Население Тель-Авива в 1921 году частью состояло из тех, кто прибыл в Палестину с третьей волной сионистской иммиграции, в основном из Литвы, Польши и России; они известны под именем "Третья Алия". Другую часть составляли "старики", которые находились тут с самого начала. И хотя некоторые из новых иммигрантов стали себя называть "капиталистами" - то были купцы и торговцы, открывшие маленькие фабрики и лавки, - подавляющее большинство состояло из рабочих. За год перед тем была создана Всеобщая федерация еврейских трудящихся (Гистадрут) и через двенадцать месяцев она уже насчитывала более 4000 членов.
Тель-Авив, хотя ему было всего двенадцать лет, быстро двигался к самоуправлению. Как раз в это время британские власти дали разрешение Тель-Авиву собирать налоги за дома и фабрики, а также иметь собственную систему водоснабжения. Тюрьмы, правда, он еще не имел - много лет прошло, когда появилась тюрьма, но зато у него была собственная, чисто еврейская полиция в качестве двадцати пяти человек, которой все чрезвычайно гордились.
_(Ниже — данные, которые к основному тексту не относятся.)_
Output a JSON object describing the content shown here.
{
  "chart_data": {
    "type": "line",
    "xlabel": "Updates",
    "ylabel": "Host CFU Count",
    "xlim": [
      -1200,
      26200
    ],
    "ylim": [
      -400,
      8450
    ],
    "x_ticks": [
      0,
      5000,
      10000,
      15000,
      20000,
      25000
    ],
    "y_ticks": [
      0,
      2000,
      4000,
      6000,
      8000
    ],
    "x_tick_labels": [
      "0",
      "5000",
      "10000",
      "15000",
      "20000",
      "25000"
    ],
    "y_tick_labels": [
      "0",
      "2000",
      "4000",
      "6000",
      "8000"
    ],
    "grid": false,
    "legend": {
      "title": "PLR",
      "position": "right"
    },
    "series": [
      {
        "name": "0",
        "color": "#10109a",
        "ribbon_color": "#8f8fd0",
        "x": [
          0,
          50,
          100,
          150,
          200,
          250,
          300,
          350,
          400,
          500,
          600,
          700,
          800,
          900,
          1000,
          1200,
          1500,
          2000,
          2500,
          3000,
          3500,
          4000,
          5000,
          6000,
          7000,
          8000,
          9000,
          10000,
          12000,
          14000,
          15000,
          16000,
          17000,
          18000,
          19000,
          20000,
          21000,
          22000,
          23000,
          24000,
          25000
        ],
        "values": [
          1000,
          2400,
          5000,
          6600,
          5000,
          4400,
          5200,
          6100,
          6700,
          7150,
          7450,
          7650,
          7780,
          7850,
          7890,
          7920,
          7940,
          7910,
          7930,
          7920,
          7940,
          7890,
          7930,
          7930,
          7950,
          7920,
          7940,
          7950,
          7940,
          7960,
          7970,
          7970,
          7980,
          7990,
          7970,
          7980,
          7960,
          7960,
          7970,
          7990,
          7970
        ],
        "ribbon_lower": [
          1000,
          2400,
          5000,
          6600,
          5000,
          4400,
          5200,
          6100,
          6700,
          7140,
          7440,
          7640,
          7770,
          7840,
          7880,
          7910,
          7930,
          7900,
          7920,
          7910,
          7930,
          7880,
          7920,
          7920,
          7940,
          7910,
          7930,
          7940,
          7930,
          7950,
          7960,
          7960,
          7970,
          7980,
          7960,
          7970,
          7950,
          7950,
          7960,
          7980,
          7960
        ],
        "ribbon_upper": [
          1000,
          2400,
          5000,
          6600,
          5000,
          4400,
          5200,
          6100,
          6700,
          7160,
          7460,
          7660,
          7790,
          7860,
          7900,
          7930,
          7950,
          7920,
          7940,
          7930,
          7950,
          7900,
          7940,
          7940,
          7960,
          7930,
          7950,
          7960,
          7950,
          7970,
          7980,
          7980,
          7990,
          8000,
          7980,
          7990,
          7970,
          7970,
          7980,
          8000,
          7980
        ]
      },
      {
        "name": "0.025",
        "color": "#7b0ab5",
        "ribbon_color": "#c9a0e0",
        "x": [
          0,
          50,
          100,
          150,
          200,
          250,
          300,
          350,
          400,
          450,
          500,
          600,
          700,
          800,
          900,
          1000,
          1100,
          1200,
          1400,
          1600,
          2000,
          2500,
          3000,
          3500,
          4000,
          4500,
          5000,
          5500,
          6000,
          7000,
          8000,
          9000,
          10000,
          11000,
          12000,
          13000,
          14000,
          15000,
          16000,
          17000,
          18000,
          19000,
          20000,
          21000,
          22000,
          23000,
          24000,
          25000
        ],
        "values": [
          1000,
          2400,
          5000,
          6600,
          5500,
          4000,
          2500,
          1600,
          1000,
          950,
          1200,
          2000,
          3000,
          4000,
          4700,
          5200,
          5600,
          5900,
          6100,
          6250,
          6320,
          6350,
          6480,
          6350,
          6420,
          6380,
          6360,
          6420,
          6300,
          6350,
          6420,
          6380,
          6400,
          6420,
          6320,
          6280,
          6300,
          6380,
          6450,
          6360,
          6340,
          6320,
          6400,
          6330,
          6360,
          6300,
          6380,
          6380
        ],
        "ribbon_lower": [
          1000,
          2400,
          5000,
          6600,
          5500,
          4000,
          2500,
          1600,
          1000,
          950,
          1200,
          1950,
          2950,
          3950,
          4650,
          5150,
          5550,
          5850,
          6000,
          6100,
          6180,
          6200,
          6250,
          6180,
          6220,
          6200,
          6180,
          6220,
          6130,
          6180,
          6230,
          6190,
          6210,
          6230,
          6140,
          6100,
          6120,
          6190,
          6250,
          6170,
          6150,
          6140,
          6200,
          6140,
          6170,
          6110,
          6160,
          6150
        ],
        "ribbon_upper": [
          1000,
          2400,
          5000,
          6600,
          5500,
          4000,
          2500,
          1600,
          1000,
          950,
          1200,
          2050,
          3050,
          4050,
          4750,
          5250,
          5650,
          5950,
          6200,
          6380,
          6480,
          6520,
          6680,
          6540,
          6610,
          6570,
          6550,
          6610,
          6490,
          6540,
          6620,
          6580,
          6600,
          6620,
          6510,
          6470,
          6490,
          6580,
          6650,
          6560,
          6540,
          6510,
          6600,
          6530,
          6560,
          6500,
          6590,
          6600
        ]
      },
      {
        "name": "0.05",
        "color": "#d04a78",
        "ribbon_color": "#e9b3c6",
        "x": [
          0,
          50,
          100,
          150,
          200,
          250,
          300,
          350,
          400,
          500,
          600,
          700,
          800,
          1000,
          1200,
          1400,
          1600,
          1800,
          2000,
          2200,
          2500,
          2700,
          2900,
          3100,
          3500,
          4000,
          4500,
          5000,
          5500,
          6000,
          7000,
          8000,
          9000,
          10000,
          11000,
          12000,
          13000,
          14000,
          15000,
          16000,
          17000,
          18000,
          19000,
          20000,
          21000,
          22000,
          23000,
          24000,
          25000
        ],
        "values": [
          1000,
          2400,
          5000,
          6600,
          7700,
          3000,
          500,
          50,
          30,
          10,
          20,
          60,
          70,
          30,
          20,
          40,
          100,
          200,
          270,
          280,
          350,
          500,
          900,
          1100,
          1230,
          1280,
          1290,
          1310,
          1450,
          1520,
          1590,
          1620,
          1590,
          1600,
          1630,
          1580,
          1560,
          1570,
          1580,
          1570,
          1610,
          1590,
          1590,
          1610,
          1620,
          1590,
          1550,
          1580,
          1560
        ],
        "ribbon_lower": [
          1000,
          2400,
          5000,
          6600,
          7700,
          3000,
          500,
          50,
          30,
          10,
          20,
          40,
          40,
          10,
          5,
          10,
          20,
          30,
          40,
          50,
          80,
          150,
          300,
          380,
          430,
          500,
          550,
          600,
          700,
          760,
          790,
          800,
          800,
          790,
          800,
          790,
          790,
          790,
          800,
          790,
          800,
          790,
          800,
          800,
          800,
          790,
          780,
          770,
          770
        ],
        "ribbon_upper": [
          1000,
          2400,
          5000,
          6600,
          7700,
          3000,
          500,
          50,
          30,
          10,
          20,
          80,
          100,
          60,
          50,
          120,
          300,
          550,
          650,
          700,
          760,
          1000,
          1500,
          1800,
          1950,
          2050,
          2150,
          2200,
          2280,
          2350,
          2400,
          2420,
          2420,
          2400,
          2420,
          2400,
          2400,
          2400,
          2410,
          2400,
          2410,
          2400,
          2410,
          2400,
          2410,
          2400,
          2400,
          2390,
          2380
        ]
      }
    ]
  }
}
Главная улица (названная именем Теодора Герцля) была с одного конца украшена Герцлийской гимназией - первым и импозантнейшим зданием города. Было еще несколько улиц, и маленький "деловой центр", и водокачка, у подножия которой собиралась тогда молодежь. Городской транспорт представляли собой миленькие автобусы и повозки, запряженные лошадьми, а мэр Тель-Авива Меир Дизенгоф ездил по городу верхом на великолепной белой лошади.
И 21-м году культурная жизнь уже била в Тель-Авиве ключом; множество писателей селились в городе, и среди них был и великий еврейский философ и писатель Ахад-ха-Ам и поэт Хаим Нахман Бялик. Уже функционировала состоявшая из рабочих театральная группа "Огель" ("Палатка") и несколько кафе, где каждый день и каждый вечер живо обсуждались вопросы политики и культуры. Но мы, высадившиеся, наконец, на крошечной городской станции, ничего этого не видели - ни культурной жизни, ни скрытых возможностей города. Трудно было выбрать более неудачное время для приезда; все нас слепило - воздух, песок, белая штукатурка домов, все пылало на полуденном солнце, и мы совсем увяли, когда, оглядев пустую платформу, поняли, что никто нас не встречает, хоть мы и написали в Тель-Авив нашим друзьям (эмигрировавшим в Палестину два года назад), когда нас следует ожидать. Потом мы узнали, что в этот самый день они отправилась в Иерусалим завершить формальности, связанные с отъездом из страны. Это еще усугубило то состояние растерянности и неуверенности, в котором мы находились.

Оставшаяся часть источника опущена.